En este punto, Lucinda guardó silencio. Louise intuyó que rebuscaba en su memoria. La imagen del cuerpo sin vida de Umbi volvió a aparecer en su mente. Un pobre campesino que vivía entre enfermos de sida moribundos y que tenía algo crucial que decirle. Louise sintió un escalofrío, pese al calor y la humedad que reinaban en el local. Pensó que apestaba a sudor.

—Por el camino, iba mirando a su alrededor, ahora lo recuerdo. Incluso se detuvo en dos ocasiones y se dio la vuelta. Me sorprendió tanto que ni siquiera le pregunté por qué lo hacía.

—¿Sabes si vio algo?

—No, sólo sé que continuamos caminando. Después, se dio la vuelta una vez más. Y eso fue todo.

—¿Te dio la impresión de que tuviese miedo?

—No sabría decirte. Tal vez sólo estuviese preocupado y yo no supe darme cuenta.

—¿Recuerdas alguna otra cosa?

—Pasó delante del ordenador menos de una hora.
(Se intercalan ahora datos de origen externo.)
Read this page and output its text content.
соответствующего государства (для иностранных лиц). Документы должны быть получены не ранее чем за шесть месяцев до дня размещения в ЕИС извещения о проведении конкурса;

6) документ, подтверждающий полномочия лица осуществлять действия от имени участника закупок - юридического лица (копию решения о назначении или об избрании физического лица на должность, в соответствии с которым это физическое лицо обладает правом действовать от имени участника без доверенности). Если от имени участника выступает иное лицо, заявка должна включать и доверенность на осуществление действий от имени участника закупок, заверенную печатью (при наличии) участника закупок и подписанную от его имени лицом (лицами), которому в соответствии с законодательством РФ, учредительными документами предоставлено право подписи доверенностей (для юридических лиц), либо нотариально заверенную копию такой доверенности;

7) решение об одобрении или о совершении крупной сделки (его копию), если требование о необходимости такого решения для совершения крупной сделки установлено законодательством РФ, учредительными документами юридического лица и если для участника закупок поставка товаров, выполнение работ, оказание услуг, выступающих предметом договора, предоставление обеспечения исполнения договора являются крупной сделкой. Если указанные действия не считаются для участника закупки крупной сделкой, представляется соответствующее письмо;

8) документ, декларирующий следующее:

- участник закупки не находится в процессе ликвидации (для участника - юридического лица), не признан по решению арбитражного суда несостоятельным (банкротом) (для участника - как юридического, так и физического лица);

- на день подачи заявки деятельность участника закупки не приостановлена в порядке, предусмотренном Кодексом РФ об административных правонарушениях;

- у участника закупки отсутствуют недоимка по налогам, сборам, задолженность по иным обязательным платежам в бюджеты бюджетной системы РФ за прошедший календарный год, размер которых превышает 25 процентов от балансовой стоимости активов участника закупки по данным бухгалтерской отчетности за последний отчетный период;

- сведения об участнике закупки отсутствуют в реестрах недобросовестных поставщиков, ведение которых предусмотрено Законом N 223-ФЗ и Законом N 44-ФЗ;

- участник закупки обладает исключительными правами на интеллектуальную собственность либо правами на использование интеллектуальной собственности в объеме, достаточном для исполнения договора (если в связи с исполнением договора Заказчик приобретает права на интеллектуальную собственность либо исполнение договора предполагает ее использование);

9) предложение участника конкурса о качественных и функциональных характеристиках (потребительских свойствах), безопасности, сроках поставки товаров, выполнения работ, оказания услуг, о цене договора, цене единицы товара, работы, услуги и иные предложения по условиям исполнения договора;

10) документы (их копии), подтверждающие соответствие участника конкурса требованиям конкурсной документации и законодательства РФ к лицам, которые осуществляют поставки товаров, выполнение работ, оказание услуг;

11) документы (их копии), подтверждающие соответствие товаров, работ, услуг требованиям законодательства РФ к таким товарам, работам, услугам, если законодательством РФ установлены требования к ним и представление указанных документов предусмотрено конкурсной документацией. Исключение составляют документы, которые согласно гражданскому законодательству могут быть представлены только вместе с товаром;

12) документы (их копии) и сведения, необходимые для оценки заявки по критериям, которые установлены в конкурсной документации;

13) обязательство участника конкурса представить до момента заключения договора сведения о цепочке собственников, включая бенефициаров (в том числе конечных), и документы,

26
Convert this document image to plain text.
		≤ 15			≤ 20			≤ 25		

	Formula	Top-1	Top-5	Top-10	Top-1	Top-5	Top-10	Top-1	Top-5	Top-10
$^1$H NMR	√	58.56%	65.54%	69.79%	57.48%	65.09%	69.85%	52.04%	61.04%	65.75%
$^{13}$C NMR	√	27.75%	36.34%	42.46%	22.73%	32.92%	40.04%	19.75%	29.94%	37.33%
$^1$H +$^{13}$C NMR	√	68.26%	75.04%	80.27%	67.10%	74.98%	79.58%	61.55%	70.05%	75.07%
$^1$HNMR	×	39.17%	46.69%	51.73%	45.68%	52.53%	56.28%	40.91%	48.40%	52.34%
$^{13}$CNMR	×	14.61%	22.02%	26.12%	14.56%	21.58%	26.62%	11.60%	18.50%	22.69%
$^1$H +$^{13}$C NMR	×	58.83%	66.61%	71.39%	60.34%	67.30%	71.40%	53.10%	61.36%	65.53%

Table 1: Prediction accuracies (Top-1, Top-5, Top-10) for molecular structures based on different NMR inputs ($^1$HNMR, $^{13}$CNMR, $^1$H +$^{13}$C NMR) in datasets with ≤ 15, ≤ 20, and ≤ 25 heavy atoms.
Sabía muy bien lo que buscaba.

Louise intentó recrear lo sucedido. Los dos jóvenes, sentados ante la mesa del rincón. Desde allí, Henrik podía ver la calle con tan sólo alzar la cabeza. Sin embargo, él quedaba oculto tras el monitor.

Optó por acudir a un cibercafé porque no quería dejar ninguna pista en el ordenador de Lars Håkansson.

—¿Recuerdas si entró alguien mientras él trabajaba?

—Estaba cansada y tenía hambre. No bebí nada y me había tomado un bocadillo grasiento. Había gente entrando y saliendo, pero no recuerdo ningún rostro.

—¿Qué sucedió después?

—Copió el artículo, lo grabó en un disquete y nos marchamos. Empezó a llover justo cuando llegábamos a mi casa.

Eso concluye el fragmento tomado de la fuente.